Nous avions fini par conclure un armistice.

Nous sommes même devenus amis, de vrais amis, de ceux pour lesquels le temps et la distance ne comptent pas, parce qu'il n'y a pas de prescription pour l'amitié.

Vingt ans après, j'ai gardé mes convictions. «Nik ere bai» (moi aussi), me répondrait-il s'il m'entendait. Mais j'ai appris beaucoup de choses en vingt ans. Entre autres, que Euskal Herria n'est pas peuplé de martiens et que la lutte des Basques est une douloureuse réalité et non une saga virtuelle.

(...) Quelque temps plus tard, il disparaissait dans la nature pour échapper au GAL. Et puis avec le temps, j'avais un peu oublié l'incident. Mais durant toutes les années passées sans avoir de ses nouvelles, j'ai tremblé de voir apparaître son nom à chaque arrestation de militant basque.

Jusqu'à la tornade du 20 mai où je l'ai pris en pleine figure lors du journal télévisé.

Il n'a pas changé. Il a gardé le même accent où les «rr» roulent comme les galets dans la Nive.
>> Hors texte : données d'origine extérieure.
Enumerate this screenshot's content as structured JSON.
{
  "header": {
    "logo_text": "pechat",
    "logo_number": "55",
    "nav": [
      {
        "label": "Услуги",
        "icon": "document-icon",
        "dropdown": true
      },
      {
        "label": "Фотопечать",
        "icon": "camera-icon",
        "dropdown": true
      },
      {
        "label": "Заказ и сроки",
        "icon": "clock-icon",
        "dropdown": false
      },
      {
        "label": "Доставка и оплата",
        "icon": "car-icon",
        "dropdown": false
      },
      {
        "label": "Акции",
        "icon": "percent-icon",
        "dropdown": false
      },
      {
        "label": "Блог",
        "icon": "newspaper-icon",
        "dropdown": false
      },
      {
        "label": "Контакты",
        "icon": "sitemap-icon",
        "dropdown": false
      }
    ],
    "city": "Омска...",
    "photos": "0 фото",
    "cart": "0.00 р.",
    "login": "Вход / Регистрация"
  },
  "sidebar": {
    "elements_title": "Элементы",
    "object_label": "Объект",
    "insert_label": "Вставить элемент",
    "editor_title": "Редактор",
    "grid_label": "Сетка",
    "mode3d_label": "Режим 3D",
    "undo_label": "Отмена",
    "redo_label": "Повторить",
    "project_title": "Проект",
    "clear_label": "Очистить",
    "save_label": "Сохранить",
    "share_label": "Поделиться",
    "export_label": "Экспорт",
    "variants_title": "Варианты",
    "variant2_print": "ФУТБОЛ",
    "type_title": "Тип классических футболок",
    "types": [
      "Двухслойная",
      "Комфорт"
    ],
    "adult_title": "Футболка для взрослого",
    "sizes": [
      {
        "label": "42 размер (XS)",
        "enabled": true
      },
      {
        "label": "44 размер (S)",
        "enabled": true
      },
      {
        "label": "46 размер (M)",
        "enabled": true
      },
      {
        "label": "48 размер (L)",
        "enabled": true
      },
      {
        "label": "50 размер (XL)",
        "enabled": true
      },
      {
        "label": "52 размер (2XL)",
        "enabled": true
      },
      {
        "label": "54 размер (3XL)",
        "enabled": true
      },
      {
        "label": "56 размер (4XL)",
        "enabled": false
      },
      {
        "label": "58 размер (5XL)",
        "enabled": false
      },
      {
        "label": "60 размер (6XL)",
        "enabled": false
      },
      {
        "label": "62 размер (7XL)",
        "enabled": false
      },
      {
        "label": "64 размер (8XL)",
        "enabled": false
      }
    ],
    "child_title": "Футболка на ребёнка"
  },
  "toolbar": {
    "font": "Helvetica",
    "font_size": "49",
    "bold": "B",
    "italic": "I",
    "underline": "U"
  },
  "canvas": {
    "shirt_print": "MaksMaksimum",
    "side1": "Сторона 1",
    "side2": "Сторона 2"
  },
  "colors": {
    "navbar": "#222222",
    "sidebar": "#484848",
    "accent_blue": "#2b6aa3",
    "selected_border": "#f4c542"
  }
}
Et ses convictions n'ont pas changé non plus.

A ceux qui me disent qu'il est imprudent de se déclarer amie d'un «présumé chef de l'ETA», je répondrai que si l'amitié est un délit, je l'assume avec fierté.

A mon «vieux renard» et à tous ceux qui se retrouvent en cage pour avoir tant aimé leur patrie, je dis: «Agur, jaunak, agur t'erdi».